Changing the system isn’t always the focus of Elephant Circle’s work, she told me. “Right now we're looking to provide access to the things that we hear our communities are wanting, and provide integration and sustainability for community providers, whether they’re midwives, or birth workers, or doulas.”
“In the systems where that's not an option, we continue to talk about human rights,” she said.
Thompson said that the impacts of the birth equity bills are already being felt.
The Department of Corrections has “actually taken the implementation of these bills incredibly seriously,” Thompson said. “They have a mom-baby unit now, where they would love to try to have overnights with babies. The newborn bonding – they've really latched on to it as maybe a transformative idea.”
Thompson said Elephant Circle would like to see no pregnant or parenting people incarcerated. They anticipate that, as part of future legislative efforts, they will focus on legislation to have a deferral program for people who are pregnant, so they don't experience incarceration.

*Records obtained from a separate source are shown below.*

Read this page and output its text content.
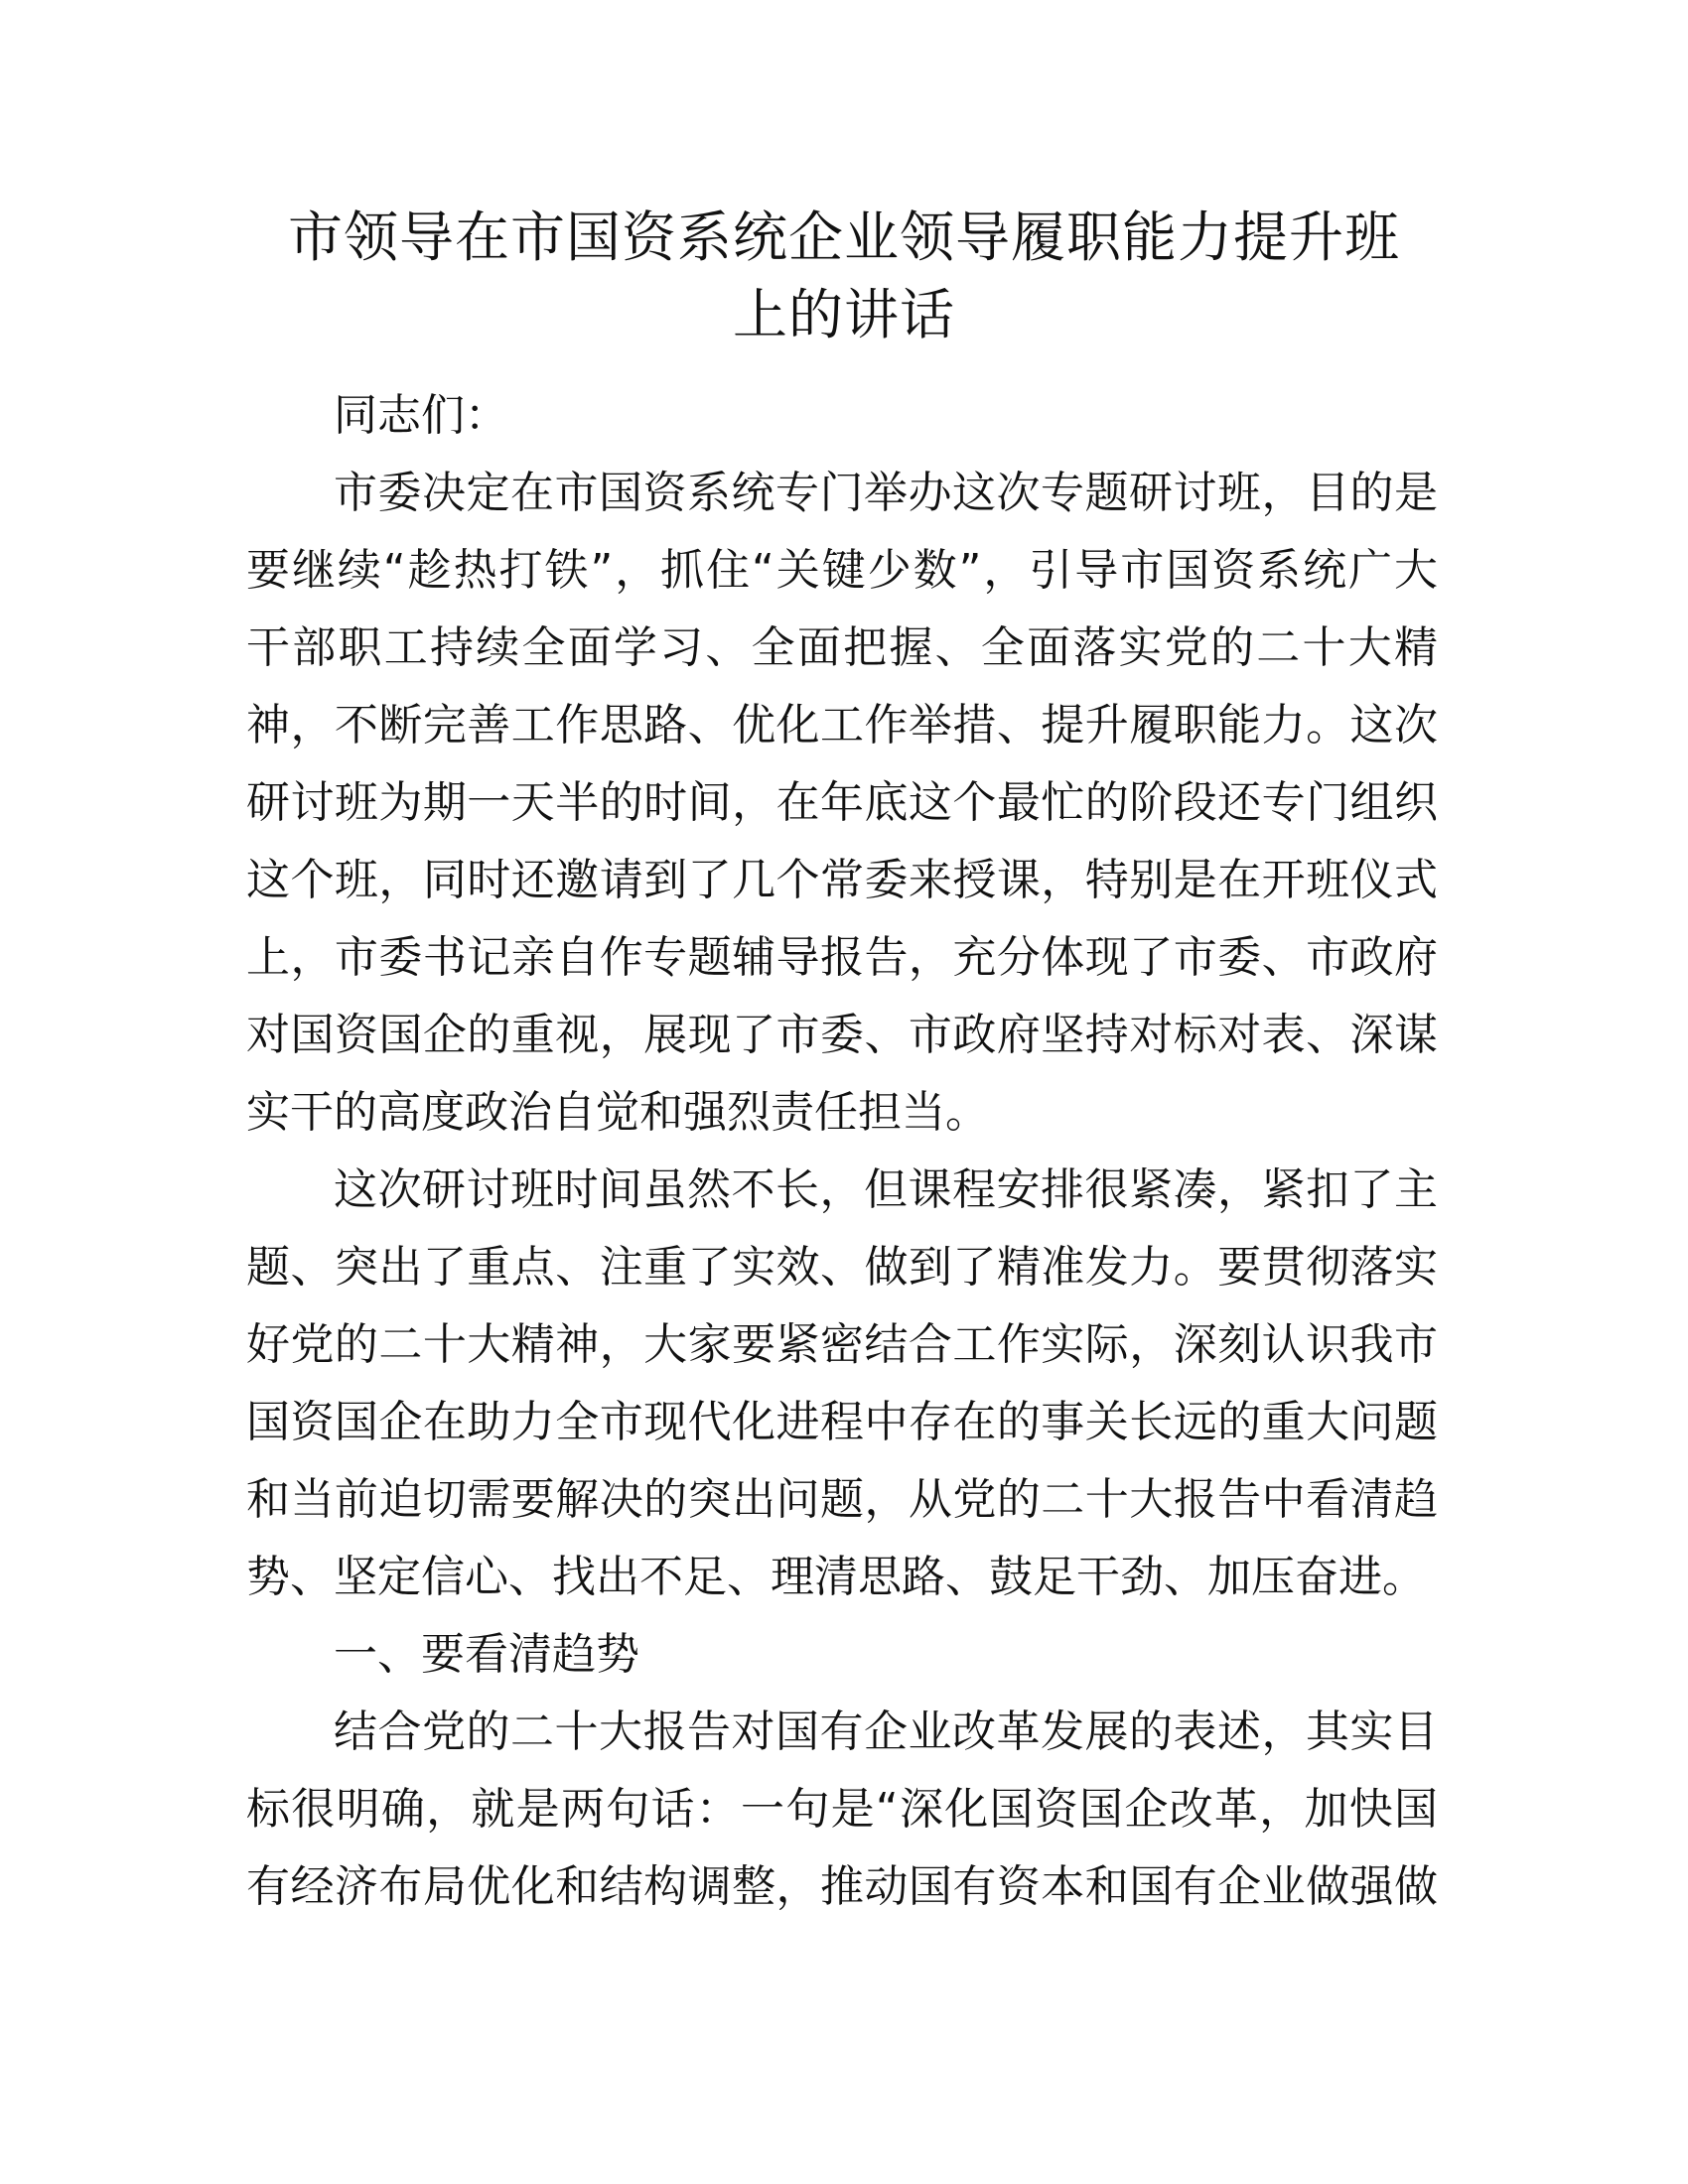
市领导在市国资系统企业领导履职能力提升班
上的讲话

同志们：

市委决定在市国资系统专门举办这次专题研讨班，目的是
要继续“趁热打铁”，抓住“关键少数”，引导市国资系统广大
干部职工持续全面学习、全面把握、全面落实党的二十大精
神，不断完善工作思路、优化工作举措、提升履职能力。这次
研讨班为期一天半的时间，在年底这个最忙的阶段还专门组织
这个班，同时还邀请到了几个常委来授课，特别是在开班仪式
上，市委书记亲自作专题辅导报告，充分体现了市委、市政府
对国资国企的重视，展现了市委、市政府坚持对标对表、深谋
实干的高度政治自觉和强烈责任担当。

这次研讨班时间虽然不长，但课程安排很紧凑，紧扣了主
题、突出了重点、注重了实效、做到了精准发力。要贯彻落实
好党的二十大精神，大家要紧密结合工作实际，深刻认识我市
国资国企在助力全市现代化进程中存在的事关长远的重大问题
和当前迫切需要解决的突出问题，从党的二十大报告中看清趋
势、坚定信心、找出不足、理清思路、鼓足干劲、加压奋进。

一、要看清趋势

结合党的二十大报告对国有企业改革发展的表述，其实目
标很明确，就是两句话：一句是“深化国资国企改革，加快国
有经济布局优化和结构调整，推动国有资本和国有企业做强做
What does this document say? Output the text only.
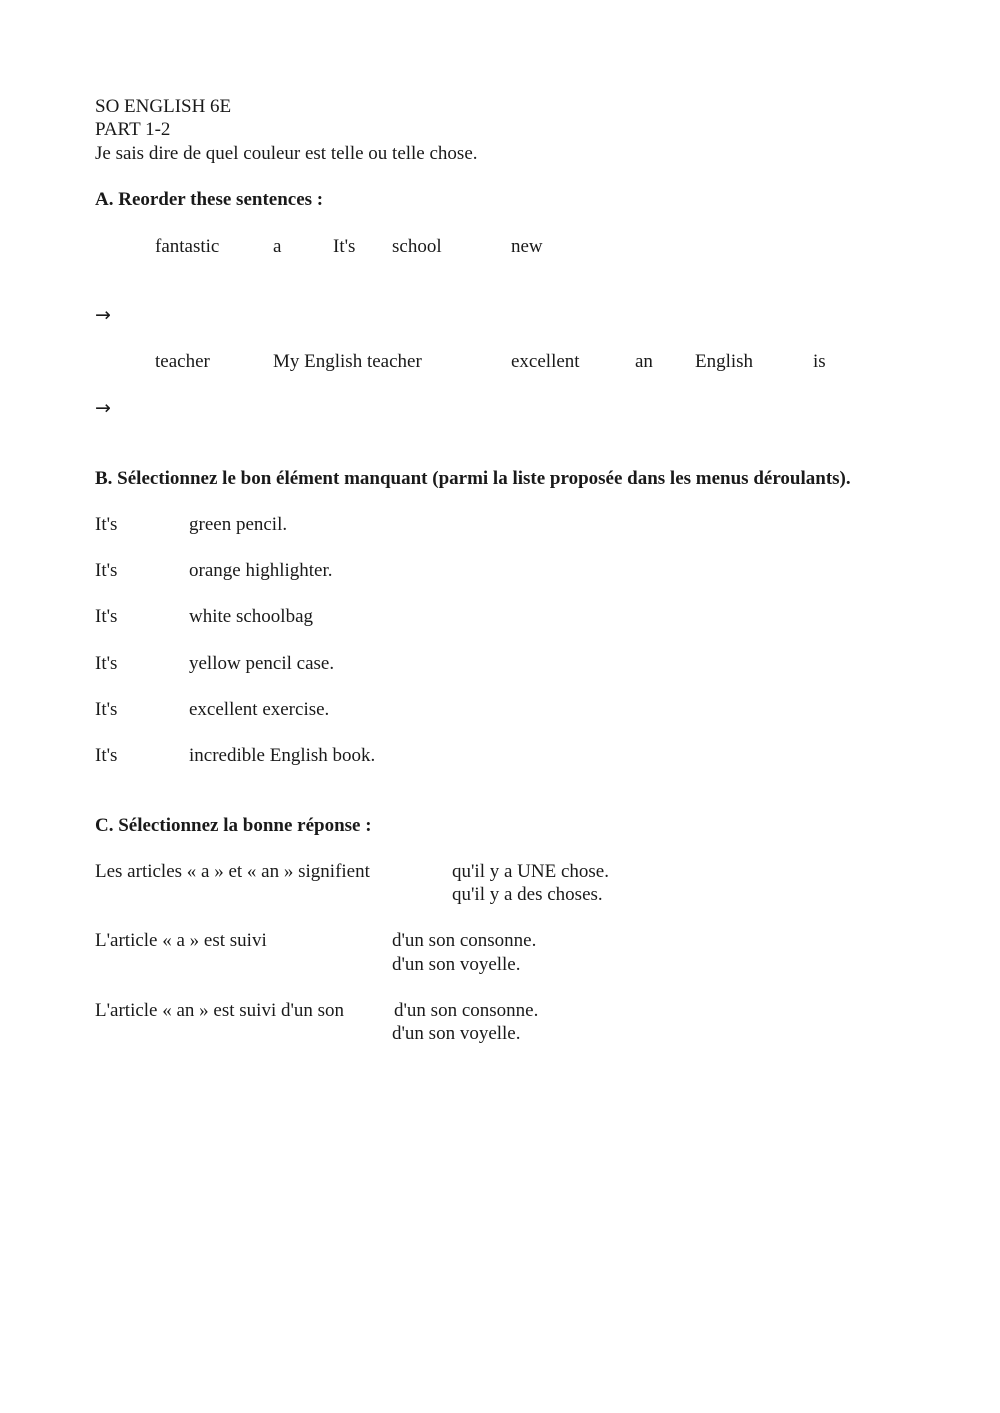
SO ENGLISH 6E
PART 1-2
Je sais dire de quel couleur est telle ou telle chose.
A. Reorder these sentences :
fantastic	a	It's school	new
→
teacher	My English teacher	excellent	an English	is
→
B. Sélectionnez le bon élément manquant (parmi la liste proposée dans les menus déroulants).
It's	green pencil.
It's	orange highlighter.
It's	white schoolbag
It's	yellow pencil case.
It's	excellent exercise.
It's	incredible English book.
C. Sélectionnez la bonne réponse :
Les articles « a » et « an » signifient	qu'il y a UNE chose.
qu'il y a des choses.
L'article « a » est suivi	d'un son consonne.
d'un son voyelle.
L'article « an » est suivi d'un son	d'un son consonne.
d'un son voyelle.
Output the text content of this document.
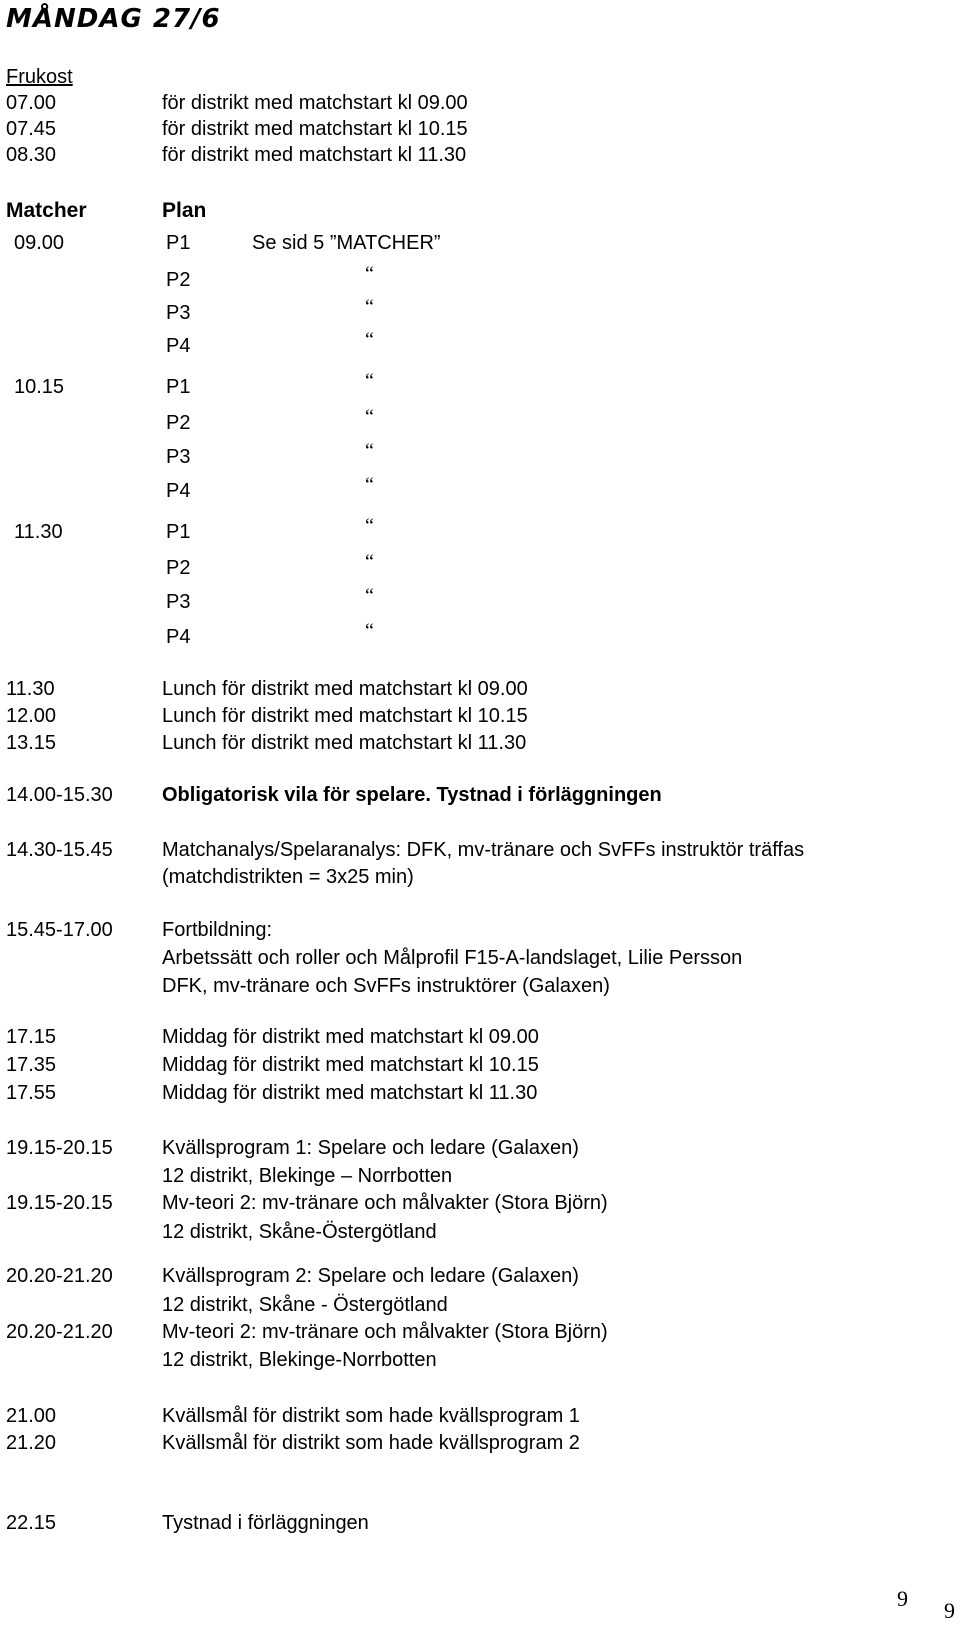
MÅNDAG 27/6
Frukost
07.00	för distrikt med matchstart kl 09.00
07.45	för distrikt med matchstart kl 10.15
08.30	för distrikt med matchstart kl 11.30
Matcher	Plan
09.00	P1	Se sid 5 ”MATCHER”
P2	“
P3	“
P4	“
10.15	P1	“
P2	“
P3	“
P4	“
11.30	P1	“
P2	“
P3	“
P4	“
11.30	Lunch för distrikt med matchstart kl 09.00
12.00	Lunch för distrikt med matchstart kl 10.15
13.15	Lunch för distrikt med matchstart kl 11.30
14.00-15.30 Obligatorisk vila för spelare. Tystnad i förläggningen
14.30-15.45 Matchanalys/Spelaranalys: DFK, mv-tränare och SvFFs instruktör träffas
(matchdistrikten = 3x25 min)
15.45-17.00 Fortbildning:
Arbetssätt och roller och Målprofil F15-A-landslaget, Lilie Persson
DFK, mv-tränare och SvFFs instruktörer (Galaxen)
17.15	Middag för distrikt med matchstart kl 09.00
17.35	Middag för distrikt med matchstart kl 10.15
17.55	Middag för distrikt med matchstart kl 11.30
19.15-20.15 Kvällsprogram 1: Spelare och ledare (Galaxen)
12 distrikt, Blekinge – Norrbotten
19.15-20.15 Mv-teori 2: mv-tränare och målvakter (Stora Björn)
12 distrikt, Skåne-Östergötland
20.20-21.20 Kvällsprogram 2: Spelare och ledare (Galaxen)
12 distrikt, Skåne - Östergötland
20.20-21.20 Mv-teori 2: mv-tränare och målvakter (Stora Björn)
12 distrikt, Blekinge-Norrbotten
21.00	Kvällsmål för distrikt som hade kvällsprogram 1
21.20	Kvällsmål för distrikt som hade kvällsprogram 2
22.15	Tystnad i förläggningen
9 9
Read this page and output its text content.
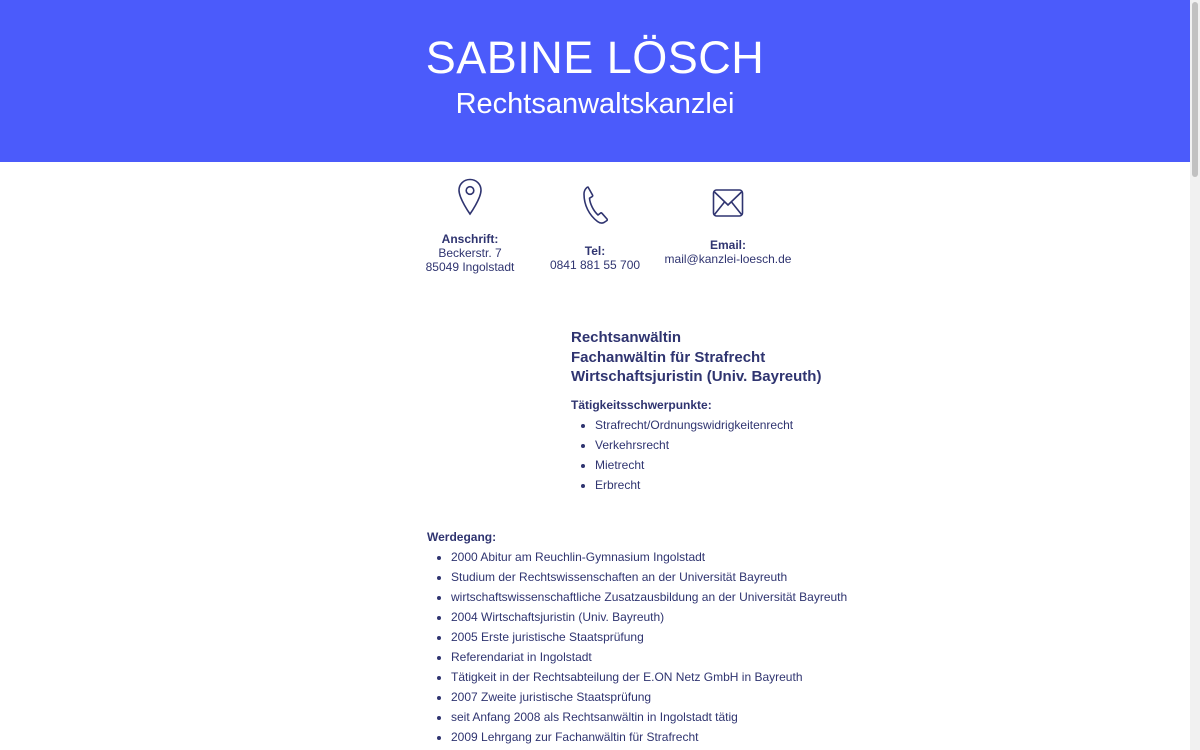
SABINE LÖSCH
Rechtsanwaltskanzlei
Anschrift:
Beckerstr. 7
85049 Ingolstadt
Tel:
0841 881 55 700
Email:
mail@kanzlei-loesch.de
Rechtsanwältin
Fachanwältin für Strafrecht
Wirtschaftsjuristin (Univ. Bayreuth)
Tätigkeitsschwerpunkte:
• Strafrecht/Ordnungswidrigkeitenrecht
• Verkehrsrecht
• Mietrecht
• Erbrecht
Werdegang:
• 2000 Abitur am Reuchlin-Gymnasium Ingolstadt
• Studium der Rechtswissenschaften an der Universität Bayreuth
• wirtschaftswissenschaftliche Zusatzausbildung an der Universität Bayreuth
• 2004 Wirtschaftsjuristin (Univ. Bayreuth)
• 2005 Erste juristische Staatsprüfung
• Referendariat in Ingolstadt
• Tätigkeit in der Rechtsabteilung der E.ON Netz GmbH in Bayreuth
• 2007 Zweite juristische Staatsprüfung
• seit Anfang 2008 als Rechtsanwältin in Ingolstadt tätig
• 2009 Lehrgang zur Fachanwältin für Strafrecht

In short, Elephant Circle’s strategy is to intervene in the systems that their communities are closest to.
“Black and Indigenous people know that they are taking their life in their hands when they walk into a hospital to give birth,” Thompson said. “They know that it could potentially be a legal situation; that intersection is really clear to them every time. “
“That makes what we've been doing feel even more relevant, because they themselves are choosing to give birth closer to their community.
To not just take a doula in and hope it goes better. But to make a different choice.”